The mechanisms of tumor metastasis mainly include direct invasion, lymphatic metastasis, and blood metastasis. Specifically, the metastatic process is closely related to the cross-talk between cancer and the vascular and/or lymphatic system. The normalization of tumor blood vessels can improve the infiltration of T cells, enhance the immune response and immune reaction, and halt the immune-suppressing environment to a more immune-activating phenotype and work together with cancer immunotherapy [19]. Antivascular endothelial growth factor receptor (anti-VEGFR) was used to normalize the tumor vascular system and restore its function and fostered further investigations, aiming at the formation of intratumoral immune cell phenotypes parallel to the normalization of blood vessels, as indicated by the reduction of tissue perfusion and intratumoral hypoxia [19, 20]. The anti-VEGFR polarizes the macrophages in the M1 macrophage by altering the gene expressions at the same time parallel to an increase in the adaptive immune cells’ infiltration in the setting of this antiangiogenic treatment. Vascular endothelial growth factor (VEGF) and inflammatory molecules are not only the key proangiogenic elements but also act as immunomodulators. They promote the formation of blood vessels in most of the fatal malignant tumors and collaboratively create a permissive environment, resulting in the poor efficacy and survival of the patients. Cancer cells grow and progress by continuously interfering with the neighboring environment during their growth and progression. The combination of strategies, such as antiangiogenesis and immune-directed therapy, might shape the tumor ecosystem and improve the therapeutic effect [19].

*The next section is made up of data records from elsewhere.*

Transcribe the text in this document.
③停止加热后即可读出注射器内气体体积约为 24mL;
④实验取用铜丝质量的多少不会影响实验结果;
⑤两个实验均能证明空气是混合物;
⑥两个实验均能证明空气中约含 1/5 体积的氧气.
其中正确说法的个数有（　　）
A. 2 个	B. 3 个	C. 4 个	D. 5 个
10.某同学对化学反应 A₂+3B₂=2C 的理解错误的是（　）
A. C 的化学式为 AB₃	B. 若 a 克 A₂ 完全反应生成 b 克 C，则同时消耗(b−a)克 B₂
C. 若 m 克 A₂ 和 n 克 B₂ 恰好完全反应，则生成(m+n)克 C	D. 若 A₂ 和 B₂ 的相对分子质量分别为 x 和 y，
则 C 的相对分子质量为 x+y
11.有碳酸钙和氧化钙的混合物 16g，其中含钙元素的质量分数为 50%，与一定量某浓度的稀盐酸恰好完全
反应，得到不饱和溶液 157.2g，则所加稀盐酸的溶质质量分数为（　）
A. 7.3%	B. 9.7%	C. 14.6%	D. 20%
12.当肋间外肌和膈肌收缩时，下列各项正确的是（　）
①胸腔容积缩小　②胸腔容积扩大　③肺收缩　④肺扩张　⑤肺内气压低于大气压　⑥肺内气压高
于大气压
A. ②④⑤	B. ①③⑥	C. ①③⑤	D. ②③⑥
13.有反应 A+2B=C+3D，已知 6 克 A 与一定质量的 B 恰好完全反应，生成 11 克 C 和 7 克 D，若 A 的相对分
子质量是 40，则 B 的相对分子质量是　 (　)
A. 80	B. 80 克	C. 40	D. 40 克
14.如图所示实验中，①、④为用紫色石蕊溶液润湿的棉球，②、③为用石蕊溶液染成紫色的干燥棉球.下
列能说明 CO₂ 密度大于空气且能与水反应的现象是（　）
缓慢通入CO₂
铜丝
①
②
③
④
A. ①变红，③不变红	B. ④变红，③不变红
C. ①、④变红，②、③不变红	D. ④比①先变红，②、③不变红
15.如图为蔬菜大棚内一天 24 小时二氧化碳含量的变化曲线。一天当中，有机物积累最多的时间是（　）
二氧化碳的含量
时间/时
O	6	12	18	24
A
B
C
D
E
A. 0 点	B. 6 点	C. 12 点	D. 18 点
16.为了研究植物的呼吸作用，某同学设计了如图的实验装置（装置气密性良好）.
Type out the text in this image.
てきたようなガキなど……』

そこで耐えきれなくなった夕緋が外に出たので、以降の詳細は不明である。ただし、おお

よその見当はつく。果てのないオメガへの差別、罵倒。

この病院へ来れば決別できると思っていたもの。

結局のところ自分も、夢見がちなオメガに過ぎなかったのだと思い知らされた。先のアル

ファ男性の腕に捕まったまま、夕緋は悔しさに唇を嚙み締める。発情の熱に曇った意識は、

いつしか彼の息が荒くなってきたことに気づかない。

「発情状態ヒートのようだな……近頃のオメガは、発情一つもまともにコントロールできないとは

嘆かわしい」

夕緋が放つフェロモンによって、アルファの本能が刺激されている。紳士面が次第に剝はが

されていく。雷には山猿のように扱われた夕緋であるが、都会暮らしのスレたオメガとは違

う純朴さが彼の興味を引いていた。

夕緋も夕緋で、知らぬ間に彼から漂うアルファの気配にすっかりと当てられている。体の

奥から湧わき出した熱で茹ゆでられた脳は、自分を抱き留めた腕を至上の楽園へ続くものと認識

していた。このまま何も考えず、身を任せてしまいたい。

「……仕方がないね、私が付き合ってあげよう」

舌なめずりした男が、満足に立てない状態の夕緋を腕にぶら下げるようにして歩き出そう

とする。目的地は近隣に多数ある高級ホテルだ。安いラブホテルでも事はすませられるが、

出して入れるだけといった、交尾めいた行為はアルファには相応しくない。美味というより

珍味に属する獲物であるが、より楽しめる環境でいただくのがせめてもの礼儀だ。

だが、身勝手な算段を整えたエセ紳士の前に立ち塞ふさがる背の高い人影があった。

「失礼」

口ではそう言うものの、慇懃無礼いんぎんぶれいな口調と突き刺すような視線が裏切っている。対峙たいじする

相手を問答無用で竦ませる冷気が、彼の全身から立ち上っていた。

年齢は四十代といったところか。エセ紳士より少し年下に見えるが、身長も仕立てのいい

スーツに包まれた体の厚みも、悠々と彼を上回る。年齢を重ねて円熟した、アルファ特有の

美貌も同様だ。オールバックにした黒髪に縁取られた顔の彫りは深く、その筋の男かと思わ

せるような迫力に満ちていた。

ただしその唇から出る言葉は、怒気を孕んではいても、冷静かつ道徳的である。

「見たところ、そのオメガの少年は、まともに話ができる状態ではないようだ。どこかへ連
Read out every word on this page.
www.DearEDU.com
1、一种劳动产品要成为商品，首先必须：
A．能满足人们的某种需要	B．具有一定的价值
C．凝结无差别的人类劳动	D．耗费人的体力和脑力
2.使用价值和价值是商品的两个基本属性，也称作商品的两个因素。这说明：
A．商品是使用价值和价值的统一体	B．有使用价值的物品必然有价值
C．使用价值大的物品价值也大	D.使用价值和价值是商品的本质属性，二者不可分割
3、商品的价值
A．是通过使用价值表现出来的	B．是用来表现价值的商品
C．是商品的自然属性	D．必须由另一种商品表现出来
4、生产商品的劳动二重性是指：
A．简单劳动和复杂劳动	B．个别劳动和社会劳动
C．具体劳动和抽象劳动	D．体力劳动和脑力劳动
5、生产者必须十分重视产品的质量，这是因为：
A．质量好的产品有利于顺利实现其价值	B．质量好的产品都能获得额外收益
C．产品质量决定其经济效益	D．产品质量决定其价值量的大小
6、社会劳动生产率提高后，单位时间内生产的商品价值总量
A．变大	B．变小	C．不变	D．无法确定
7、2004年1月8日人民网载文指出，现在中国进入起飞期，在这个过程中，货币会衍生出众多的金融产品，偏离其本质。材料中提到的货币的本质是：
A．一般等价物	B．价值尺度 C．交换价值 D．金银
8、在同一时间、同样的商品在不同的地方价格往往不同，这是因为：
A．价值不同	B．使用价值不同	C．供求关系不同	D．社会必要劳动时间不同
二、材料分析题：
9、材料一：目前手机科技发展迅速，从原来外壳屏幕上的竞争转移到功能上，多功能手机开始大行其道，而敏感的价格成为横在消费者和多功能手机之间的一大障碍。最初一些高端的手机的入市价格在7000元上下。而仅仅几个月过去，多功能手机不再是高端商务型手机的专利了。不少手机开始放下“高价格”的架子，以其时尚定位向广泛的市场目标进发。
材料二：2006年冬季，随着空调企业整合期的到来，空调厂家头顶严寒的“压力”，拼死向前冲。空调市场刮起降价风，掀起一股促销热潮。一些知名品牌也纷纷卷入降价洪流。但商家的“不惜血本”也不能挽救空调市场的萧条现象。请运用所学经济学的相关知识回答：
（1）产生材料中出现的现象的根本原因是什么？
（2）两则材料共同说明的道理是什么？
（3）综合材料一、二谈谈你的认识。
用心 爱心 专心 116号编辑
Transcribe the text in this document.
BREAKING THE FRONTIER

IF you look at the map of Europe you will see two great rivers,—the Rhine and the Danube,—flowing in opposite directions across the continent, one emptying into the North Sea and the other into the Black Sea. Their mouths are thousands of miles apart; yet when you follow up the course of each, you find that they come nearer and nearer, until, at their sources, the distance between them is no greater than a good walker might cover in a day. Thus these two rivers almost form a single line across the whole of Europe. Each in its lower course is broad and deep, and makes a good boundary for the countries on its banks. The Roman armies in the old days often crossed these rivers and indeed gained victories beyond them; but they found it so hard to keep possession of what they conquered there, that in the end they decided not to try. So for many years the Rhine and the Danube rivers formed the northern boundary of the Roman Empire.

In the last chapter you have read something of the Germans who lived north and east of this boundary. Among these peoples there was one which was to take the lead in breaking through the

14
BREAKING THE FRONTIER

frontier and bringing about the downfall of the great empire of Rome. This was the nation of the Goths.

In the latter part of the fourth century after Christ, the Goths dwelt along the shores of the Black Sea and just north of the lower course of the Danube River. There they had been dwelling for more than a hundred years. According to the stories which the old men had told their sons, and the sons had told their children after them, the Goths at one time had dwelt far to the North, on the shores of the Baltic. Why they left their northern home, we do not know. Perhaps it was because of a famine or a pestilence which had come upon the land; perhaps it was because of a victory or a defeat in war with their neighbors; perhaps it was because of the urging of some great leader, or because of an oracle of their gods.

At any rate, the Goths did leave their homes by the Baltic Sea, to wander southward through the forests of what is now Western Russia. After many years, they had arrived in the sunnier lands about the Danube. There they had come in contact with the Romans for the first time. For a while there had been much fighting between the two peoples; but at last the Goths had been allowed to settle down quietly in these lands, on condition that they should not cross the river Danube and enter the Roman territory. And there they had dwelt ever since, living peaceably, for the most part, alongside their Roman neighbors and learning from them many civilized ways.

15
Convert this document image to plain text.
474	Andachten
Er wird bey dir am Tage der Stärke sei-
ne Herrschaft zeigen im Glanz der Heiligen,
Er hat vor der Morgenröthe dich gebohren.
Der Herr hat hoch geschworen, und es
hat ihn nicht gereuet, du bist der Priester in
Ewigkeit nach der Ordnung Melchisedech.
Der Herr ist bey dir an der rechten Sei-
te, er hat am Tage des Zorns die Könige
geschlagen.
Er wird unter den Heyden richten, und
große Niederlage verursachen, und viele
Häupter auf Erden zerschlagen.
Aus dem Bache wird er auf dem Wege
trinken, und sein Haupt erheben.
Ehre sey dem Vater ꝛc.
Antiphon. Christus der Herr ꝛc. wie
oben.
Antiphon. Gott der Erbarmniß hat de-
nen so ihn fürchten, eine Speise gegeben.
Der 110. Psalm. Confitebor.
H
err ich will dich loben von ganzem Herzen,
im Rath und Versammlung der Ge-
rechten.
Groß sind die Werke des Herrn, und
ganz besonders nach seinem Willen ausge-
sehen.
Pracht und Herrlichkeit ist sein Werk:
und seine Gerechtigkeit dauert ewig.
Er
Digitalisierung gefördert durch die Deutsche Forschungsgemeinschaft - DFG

In this study, there are some limitations too. First, the results should be interpreted with caution, given the inherent bias of a retrospective study. Second, the missing information on related comorbidities as well as the absence of therapy might have affected the results. Furthermore, the surgeries and chemotherapies were performed in the patients with longer life expectancies. However, this was the first study with the largest sample size to clarify the prognosis of patients with the metastatic invasive IPMN.

5. Conclusion

The patients with isolated lung and other organ metastases demonstrated better survival outcomes as compared to those with isolated liver metastasis, while the patients with nonorgan metastasis demonstrated the best survival outcomes and those with multiple metastases showed the worst survival outcomes. Further studies are needed to determine a highly selected subset of patients who might benefit from surgery or chemotherapy.

Data Availability

The data analyzed during the current study are available in the Surveillance, Epidemiology, and End Results (SEER) database of the National Cancer Institute (https://seer.cancer.gov/data/).

Conflicts of Interest

The authors declare that they have no conflicts of interest.